Rate This Document
Findability
Accuracy
Completeness
Readability

Performing Tests

This section describes how to perform performance tests in the inference phase. An existing model file can be used for the stress test in the inference phase.

Performance Test in the Inference Phase

  1. Go to the directory where ModelZoo is stored.
    1
    cd /path/to/sra_benchmark/modelzoo
    
  2. Perform the performance stress tests on Wide_and_Deep, DLRM, DeepFM, DFFM, and DSSM in the inference phase by running the following command:
    1
    python inference_throughput_test.py --test_method entire --meta_path /path/to/sra_benchmark --serving_path /path/to/tfserving --image nvcr.io/nvidia/tritonserver:24.05-py3-sdk --intra 0 --inter 0
    

    Table 1 describes the parameters in the stress test command. The throughput of each model during inference is saved in the inference_log folder under modelzoo.

    The following figure shows the files saving the stress test results of some models.

    For example, in the test scenario where the server has four NUMA nodes, the test results of DeepFM are recorded by NUMA ID in deepfm_client0.txt, deepfm_client1.txt, deepfm_client2.txt, and deepfm_client3.txt in the inference_log folder. If the test is performed on a single NUMA node, the test result is recorded in deepfm_client0.txt in the inference_log folder (in this case, only the NUMA0 node can be used).

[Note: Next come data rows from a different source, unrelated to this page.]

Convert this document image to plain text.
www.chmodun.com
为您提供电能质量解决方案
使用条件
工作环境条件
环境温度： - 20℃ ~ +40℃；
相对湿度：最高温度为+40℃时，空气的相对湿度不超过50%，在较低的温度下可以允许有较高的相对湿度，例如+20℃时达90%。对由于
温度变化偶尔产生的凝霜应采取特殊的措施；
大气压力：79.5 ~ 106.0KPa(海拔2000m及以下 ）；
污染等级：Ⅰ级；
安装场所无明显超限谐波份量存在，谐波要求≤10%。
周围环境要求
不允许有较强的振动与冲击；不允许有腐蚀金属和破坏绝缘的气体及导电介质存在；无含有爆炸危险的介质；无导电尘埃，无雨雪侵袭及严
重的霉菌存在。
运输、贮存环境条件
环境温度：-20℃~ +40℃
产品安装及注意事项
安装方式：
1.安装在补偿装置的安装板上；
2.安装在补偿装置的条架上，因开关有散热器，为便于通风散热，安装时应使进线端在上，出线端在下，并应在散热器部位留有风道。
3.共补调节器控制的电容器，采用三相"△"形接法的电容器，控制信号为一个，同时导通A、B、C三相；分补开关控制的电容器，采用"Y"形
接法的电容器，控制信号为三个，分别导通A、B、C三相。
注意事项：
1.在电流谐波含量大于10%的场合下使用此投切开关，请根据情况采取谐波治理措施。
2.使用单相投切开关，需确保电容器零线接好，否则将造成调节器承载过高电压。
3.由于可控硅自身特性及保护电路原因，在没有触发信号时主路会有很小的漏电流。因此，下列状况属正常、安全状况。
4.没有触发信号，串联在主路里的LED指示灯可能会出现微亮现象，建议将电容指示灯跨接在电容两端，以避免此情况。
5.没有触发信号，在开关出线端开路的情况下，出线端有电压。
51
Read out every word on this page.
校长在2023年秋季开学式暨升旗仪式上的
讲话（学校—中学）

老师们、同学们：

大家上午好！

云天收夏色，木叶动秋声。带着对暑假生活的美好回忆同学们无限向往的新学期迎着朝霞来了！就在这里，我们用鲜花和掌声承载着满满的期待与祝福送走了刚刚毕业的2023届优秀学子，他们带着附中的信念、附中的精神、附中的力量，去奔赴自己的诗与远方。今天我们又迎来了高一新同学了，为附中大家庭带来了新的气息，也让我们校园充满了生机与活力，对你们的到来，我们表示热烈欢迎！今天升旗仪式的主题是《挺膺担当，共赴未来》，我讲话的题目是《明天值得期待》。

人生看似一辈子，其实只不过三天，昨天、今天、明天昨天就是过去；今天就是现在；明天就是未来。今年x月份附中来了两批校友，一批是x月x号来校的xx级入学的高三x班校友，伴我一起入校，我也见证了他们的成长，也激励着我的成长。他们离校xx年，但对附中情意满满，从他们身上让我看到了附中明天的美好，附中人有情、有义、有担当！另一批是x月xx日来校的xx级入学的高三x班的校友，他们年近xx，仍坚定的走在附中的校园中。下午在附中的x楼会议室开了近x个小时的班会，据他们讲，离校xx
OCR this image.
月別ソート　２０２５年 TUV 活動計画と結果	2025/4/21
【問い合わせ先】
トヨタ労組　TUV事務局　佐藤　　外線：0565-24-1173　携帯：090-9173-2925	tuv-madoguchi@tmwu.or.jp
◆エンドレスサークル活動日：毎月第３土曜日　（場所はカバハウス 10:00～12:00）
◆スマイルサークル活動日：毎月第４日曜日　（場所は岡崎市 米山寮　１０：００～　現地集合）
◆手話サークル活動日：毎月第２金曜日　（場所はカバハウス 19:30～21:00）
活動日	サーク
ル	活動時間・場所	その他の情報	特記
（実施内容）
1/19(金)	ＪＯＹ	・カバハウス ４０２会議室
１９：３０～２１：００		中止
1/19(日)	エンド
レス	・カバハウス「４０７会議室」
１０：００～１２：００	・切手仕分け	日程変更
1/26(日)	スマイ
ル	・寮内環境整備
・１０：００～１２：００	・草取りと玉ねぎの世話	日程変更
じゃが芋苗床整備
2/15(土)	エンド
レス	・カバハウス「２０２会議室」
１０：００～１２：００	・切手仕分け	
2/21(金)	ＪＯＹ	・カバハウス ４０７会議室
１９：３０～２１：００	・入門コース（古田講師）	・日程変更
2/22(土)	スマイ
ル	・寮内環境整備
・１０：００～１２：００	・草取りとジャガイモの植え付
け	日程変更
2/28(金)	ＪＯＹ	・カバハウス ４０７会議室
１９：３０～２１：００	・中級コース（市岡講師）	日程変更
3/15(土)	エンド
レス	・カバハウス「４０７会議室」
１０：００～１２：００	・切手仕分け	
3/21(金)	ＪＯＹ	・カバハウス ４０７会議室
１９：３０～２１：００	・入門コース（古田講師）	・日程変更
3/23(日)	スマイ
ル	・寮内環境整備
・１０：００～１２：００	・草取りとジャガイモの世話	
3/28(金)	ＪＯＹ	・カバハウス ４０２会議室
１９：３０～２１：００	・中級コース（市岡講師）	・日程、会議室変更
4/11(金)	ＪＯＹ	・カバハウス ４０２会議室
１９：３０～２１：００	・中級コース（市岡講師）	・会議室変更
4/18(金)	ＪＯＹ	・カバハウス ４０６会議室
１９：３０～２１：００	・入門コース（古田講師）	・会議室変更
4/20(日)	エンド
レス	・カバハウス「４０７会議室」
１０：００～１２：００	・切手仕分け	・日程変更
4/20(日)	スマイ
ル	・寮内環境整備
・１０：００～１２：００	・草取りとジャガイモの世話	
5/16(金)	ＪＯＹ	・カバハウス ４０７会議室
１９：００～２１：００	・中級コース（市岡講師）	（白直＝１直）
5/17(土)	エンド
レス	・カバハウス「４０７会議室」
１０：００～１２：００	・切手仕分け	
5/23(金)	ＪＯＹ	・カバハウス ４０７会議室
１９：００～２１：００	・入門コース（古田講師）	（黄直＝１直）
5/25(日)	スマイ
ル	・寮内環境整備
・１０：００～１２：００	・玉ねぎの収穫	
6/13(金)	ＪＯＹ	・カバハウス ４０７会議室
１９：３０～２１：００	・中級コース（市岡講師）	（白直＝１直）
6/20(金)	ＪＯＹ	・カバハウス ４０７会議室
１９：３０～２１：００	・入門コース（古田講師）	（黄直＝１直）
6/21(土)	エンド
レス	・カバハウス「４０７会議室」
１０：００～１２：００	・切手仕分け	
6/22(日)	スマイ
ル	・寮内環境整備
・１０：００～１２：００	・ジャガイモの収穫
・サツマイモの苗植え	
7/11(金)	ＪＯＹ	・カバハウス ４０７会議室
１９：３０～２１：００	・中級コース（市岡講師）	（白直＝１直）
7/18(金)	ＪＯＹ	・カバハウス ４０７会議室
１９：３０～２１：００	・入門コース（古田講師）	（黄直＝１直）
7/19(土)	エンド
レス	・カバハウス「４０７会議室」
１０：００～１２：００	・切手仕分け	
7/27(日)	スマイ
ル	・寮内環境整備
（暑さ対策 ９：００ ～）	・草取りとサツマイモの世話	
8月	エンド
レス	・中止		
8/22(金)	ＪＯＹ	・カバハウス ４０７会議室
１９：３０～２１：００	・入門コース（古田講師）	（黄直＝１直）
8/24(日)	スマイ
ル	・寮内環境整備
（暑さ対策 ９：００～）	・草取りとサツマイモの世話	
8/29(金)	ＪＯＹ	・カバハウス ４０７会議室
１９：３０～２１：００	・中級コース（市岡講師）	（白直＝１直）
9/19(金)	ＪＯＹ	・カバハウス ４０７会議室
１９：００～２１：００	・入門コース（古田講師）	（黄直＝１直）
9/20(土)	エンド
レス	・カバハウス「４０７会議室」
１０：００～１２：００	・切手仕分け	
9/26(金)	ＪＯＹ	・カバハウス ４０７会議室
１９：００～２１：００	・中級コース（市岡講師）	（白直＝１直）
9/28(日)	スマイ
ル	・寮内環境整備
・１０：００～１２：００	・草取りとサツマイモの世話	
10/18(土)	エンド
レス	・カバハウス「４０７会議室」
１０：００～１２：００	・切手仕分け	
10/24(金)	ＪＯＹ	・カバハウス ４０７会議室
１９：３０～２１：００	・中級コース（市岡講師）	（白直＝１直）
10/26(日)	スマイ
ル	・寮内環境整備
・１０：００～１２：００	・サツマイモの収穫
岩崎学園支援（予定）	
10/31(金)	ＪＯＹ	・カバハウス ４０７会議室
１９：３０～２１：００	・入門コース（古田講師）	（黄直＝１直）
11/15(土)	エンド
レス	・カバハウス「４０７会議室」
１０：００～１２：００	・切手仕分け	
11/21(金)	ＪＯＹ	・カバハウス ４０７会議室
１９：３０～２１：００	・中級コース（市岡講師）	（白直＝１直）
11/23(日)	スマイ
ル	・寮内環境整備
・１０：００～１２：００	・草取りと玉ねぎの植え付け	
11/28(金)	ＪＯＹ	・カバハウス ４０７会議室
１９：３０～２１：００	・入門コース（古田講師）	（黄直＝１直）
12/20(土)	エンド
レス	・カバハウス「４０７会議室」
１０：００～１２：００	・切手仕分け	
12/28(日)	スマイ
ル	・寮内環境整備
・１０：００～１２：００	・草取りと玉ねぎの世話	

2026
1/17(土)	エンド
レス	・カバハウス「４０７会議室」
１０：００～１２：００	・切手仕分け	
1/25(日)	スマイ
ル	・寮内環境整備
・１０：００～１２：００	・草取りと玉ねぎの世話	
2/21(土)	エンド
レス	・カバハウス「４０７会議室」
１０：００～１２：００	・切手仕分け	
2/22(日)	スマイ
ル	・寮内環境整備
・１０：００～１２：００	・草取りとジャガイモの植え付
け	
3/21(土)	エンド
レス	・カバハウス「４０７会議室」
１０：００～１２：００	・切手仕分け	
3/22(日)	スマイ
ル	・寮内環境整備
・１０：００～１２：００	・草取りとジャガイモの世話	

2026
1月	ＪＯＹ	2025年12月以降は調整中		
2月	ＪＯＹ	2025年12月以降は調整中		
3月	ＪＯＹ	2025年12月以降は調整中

    Table 1 Parameters of the stress test command in the inference phase

    Parameter

    Description

    --test_method

    Indicates NUMA resources used during the inference phase.

    • single: A single NUMA node NUMA0 is used.
    • entire: All NUMA nodes of the server are used (by defult).

    --meta_path

    Path of the sra_benchmark directory.

    --serving_path

    Path that contains the TensorFlow Serving executable binary file.

    --image

    Indicates the name and version of the Triton Server container for the stress test.

    --intra

    tensorflow_intra_op_parallelism, which indicates the number of parallel threads within the individual operation. The default value is 0.

    --inter

    tensorflow_inter_op_parallelism, which indicates the number of parallel threads between independent operations. The default value is 0.

Test Results

The following uses the inference performance stress test result of DeepFM as an example. Figure 1 shows part of the content in deepfm_client0.txt.

Figure 1 Example of DeepFM inference performance stress test result (stored in the deepfm_client0.txt file)
  • Concurrency: Number of concurrent requests sent by the client during the performance test.
  • throughput: Number of inference times per second. The unit is infer/sec.
  • latency: P99 latency, indicating that 99% of the request latency is lower than this value. The unit is usec.